The recent development in the debt and credit management has nothing to cheer about and has apparently fallen into deaf ears with hardly any favorable points for consumers. The revision of the FICO credit score has so far received mixed responses since its implementation but the benefit of the doubt has been given to the lenders. The move seems to be a shot in the arm for citizens at a time when everybody is reeling under the COVID-19 crisis.
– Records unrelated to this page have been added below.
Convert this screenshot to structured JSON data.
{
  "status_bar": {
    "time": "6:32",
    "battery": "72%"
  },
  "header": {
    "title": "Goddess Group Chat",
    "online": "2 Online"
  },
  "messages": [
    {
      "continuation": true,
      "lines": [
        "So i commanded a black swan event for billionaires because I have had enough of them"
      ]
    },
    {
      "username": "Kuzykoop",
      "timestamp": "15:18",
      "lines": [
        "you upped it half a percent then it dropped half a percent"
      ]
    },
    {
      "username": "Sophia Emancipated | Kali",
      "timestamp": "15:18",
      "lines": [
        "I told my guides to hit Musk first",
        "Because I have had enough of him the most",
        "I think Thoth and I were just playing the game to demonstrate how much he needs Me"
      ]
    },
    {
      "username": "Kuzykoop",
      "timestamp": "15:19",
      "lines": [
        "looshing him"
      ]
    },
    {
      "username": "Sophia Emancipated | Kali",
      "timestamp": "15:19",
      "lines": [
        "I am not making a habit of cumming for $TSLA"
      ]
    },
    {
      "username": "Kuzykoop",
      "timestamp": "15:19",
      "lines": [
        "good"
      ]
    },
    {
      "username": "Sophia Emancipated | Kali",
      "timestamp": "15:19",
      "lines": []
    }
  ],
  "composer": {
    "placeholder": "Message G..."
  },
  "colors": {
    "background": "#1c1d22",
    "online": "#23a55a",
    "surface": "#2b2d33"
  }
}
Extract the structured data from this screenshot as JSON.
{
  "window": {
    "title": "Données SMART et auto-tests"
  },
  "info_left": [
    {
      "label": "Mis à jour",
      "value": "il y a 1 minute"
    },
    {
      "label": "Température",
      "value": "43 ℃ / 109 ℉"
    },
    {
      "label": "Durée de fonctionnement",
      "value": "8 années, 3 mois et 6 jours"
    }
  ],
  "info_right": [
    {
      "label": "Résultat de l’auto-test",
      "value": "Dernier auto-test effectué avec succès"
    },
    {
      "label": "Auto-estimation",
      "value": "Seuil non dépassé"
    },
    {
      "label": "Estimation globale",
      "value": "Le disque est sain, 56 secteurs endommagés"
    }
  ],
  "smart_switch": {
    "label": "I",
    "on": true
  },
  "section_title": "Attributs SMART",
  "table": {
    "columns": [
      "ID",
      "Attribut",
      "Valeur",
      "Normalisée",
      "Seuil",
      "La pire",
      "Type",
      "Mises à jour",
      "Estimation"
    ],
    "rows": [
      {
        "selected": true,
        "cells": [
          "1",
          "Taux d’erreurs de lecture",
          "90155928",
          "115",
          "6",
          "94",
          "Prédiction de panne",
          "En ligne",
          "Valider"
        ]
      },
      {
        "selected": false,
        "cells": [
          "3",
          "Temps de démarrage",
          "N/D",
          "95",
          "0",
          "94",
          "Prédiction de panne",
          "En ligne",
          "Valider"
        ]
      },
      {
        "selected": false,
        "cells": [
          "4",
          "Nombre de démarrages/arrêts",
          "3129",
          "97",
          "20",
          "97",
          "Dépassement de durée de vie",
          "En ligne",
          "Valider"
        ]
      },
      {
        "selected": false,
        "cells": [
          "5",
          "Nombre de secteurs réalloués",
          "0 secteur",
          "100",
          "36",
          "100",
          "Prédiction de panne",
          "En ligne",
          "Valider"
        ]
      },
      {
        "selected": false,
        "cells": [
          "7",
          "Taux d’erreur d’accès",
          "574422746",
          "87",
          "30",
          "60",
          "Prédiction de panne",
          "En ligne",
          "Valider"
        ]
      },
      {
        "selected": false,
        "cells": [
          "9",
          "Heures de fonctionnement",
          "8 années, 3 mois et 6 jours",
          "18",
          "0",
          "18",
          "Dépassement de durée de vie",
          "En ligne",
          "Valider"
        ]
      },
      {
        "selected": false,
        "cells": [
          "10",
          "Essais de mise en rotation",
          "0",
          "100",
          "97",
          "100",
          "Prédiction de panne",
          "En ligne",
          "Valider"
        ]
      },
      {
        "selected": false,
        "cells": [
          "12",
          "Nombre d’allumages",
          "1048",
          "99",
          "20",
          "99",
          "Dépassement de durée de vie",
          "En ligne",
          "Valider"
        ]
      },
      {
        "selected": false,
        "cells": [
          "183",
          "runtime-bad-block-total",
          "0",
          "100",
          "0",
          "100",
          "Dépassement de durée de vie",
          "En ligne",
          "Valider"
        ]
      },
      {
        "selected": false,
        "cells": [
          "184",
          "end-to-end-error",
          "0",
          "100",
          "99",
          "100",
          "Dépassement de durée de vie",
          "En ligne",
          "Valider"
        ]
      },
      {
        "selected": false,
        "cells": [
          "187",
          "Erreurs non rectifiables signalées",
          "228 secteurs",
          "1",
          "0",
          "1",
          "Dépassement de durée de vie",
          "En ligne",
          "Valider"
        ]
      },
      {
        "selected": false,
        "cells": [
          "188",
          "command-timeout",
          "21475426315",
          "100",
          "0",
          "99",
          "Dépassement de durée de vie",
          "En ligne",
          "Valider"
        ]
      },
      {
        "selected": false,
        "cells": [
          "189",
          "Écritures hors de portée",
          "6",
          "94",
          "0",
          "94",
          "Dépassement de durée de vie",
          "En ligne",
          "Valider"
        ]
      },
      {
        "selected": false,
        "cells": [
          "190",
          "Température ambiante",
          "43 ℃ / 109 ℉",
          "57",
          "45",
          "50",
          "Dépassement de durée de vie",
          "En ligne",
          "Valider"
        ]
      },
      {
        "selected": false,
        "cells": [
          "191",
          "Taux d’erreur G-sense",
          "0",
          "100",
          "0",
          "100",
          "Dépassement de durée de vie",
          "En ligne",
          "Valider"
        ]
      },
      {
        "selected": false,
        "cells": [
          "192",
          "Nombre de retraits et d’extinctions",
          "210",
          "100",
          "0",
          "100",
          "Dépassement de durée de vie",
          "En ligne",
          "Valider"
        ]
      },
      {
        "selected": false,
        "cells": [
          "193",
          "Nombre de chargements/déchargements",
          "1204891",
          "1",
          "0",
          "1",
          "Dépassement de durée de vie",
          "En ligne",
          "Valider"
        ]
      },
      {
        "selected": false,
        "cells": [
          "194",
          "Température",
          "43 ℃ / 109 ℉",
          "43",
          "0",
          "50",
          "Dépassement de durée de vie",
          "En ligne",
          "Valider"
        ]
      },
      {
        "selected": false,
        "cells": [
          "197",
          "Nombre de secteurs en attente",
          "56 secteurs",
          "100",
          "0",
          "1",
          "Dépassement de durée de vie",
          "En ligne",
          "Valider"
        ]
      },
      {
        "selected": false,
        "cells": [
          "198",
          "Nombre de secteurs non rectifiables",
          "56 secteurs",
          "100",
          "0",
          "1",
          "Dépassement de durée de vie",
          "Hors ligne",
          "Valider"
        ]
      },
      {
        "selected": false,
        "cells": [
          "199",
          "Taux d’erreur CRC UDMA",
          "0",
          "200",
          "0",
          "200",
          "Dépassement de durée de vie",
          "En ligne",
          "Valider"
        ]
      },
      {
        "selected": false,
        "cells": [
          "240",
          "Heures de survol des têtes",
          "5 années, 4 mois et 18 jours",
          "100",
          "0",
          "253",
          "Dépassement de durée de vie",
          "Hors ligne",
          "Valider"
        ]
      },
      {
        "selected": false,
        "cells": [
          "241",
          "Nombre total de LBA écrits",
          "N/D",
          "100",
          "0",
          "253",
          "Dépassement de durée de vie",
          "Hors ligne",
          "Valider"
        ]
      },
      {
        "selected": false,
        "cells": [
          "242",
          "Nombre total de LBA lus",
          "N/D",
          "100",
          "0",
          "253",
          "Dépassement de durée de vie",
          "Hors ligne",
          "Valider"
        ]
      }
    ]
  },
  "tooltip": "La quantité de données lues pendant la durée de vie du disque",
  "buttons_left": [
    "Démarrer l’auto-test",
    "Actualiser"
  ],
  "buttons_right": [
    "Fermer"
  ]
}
The loopholes in the revised FICO scores are very much evident leaving the citizens puzzled and worried.
Why is FICO a big deal?
It is procedural for banks to check your FICO score before approving loans or any form of financial aid and it was necessary to prevent frauds, default payments, and maintain the integrity of lenders. Fundamentally, a good score (>700) means the approval of loans.
How does it affect you?
Earning a good score depends on how disciplined you have been in paying the interests consistently without delay. In cases, where you were unable to pay it regularly either due to lack of money or being jobless then that reflects in the FICO score. Such a situation makes you ineligible to get loans in the future.
What is the new FICO brouhaha all about?
There is no denying the fact that FICO scores were a way to mitigate risk for lenders no matter which version they follow. Initially, the actual practice was to assess an individual’s behavior of borrowing and clearing the EMI on a monthly basis. However, the current versions emphasize on pulling out the historical payment data of consumers and assign the score accordingly.
Where do things falter?
The updated FICO version is favouring only one section of the consumers and fails to address the needy. Consumers who are low-salaried, juggling jobs to meet their ends, unemployed individuals reeling in huge debts will face the brunt for sure. The above-mentioned categories will not even find a place in the eligibility criterion because each one of them will have below-average or unsatisfactory payment history, so does it mean they are defaulters? Do they not deserve a FICO score and enjoy the benefits as a borrower?
Also, lenders get a valid reason to ignore low scores and concentrate on those who look promising and trustworthy.
Falsified FICO and its versions
Such a set up will only encourage the disparity among consumers on the basis of economic status which is bad not just for democracy but human well-being too. There might be several versions of FICO but the underlying process to approve your eligibility looks unethical. While keeping in mind the interest of one’s doubtful source of income in the ensuing years due to the pandemic the move is definitely condemnable.
Being unconventional can save the day
The goal of FICO was to better business decisions by optimal use of consumer data effectively. To an extent, it paid off but it has received a lot of flak for not making use of the opportunity in the right direction owing to the illogical approach and that too at a time when the financial stability of people is on an all-time high. In the recent past, alternative forms of finance have found a liking amongst people following a friendly, ethical, and smart approach as they interpret the obstacles faced by people comprehensively. Alternative finance solutions have been successful and appreciated for securing people’s financial needs.
Hope the consistent economic inflation is an eye-opener to rethink the intention of FICO for people hailing from economically weaker backgrounds.